An observation on college majors & grades

Anonymous
My daughter earned a 2.5 the first two years of colleges & a 3.3 the second two years to end up with a GPA around 2.90 when graduating. She started off as a Chemistry major, really struggled, switched to being an Economics major, and still only did okay and had really work hard for her grades. Fast forward two years since graduating, and she has a relatively well paying job as a financial analyst. She got shut out from elite firms because of her GPA (and probably some grad schools too), but one thing she recently told us is how how happy she is with majoring in Econ. A lot of her friends with great GPAs (3.7-3.9) that studied interesting topics such as Sociology and English are struggling now professionally post-grad. Many are underemployed or working jobs that only require associates degrees. As a parent, especially of a daughter, I would suggest now that sometimes classes that are difficult are worthwhile in the long run, and that earning the highest grades possible shouldn't be the goal. Just my unsolicited two cents as parents have kids going off to school soon.
Anonymous
Your judgement is misguided based on one data point with a very short duration post college. These things play out expectantly.
Anonymous
Do you mean "judgment"?
Anonymous
She’s lucky to have a job, no? But if she does her job well, that’s good. School is not for everybody.
Anonymous
You know that "get good grades in easy major" and "get poor grades in a hard major" aren't the only two options, right...?
Anonymous
Sanskrit is a difficult major and has poor employment prospects. Business is easy and has good ones. Everyone finds their own balance of intellectual challenge and employability. Some miscalculate, others don't.
Anonymous
OP thank you for posting. There are some crabby patties here tonight. I agree with your point about more constructive majors, and how they’re likely better in the end, even if one could have gotten a 4.0 in basket weaving.
Anonymous
Wow! A lot of snarky, angry responses! Looks like these pps have college kids with easy majors.
Anonymous
I was your daughter and had a great career! Agree that grad school is more prevalent today and it will be harder to get into. But, not impossible. Especially once you have 5 years of work experience.
Anonymous
No way kids like op’s daughter can handle grad school.
Anonymous
I ended up going to an Econ- and quant-heavy grad program because I avoided those classes in college and needed better quant skills to advance after working for a few years. Good for your daughter OP for getting those already.
Anonymous
Anonymous wrote:No way kids like op’s daughter can handle grad school.
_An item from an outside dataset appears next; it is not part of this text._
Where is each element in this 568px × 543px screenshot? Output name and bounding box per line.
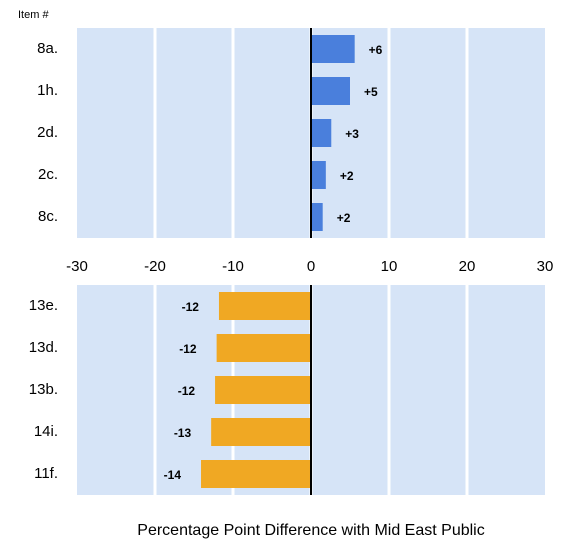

You have a paragraph about Op’s Daughter and have no idea what she can and cannot handle.
And, she is not applying to grad school.
Anonymous
I was your daughter, OP, but instead of Econ I had a 2.9 in engineering. Years later, I have a great career, and even a Masters degree with a 3.9 gpa
There are only a very small handful of careers/paths where gpa matters all that much, despite what dcum will crow on about. And some majors are always in demand, even with less than perfect grades.
Anonymous
Thanks for this. My kid is in engineering with less than a 3.0 after freshman year. I was an elite student and my own prejudices make it hard for me to think there can still be success for him.

You should be proud of your daughter!
Anonymous
OP, you are Martin Luther nailing theses to the church door. Don't expect the DCUM college theocracy to just accept this.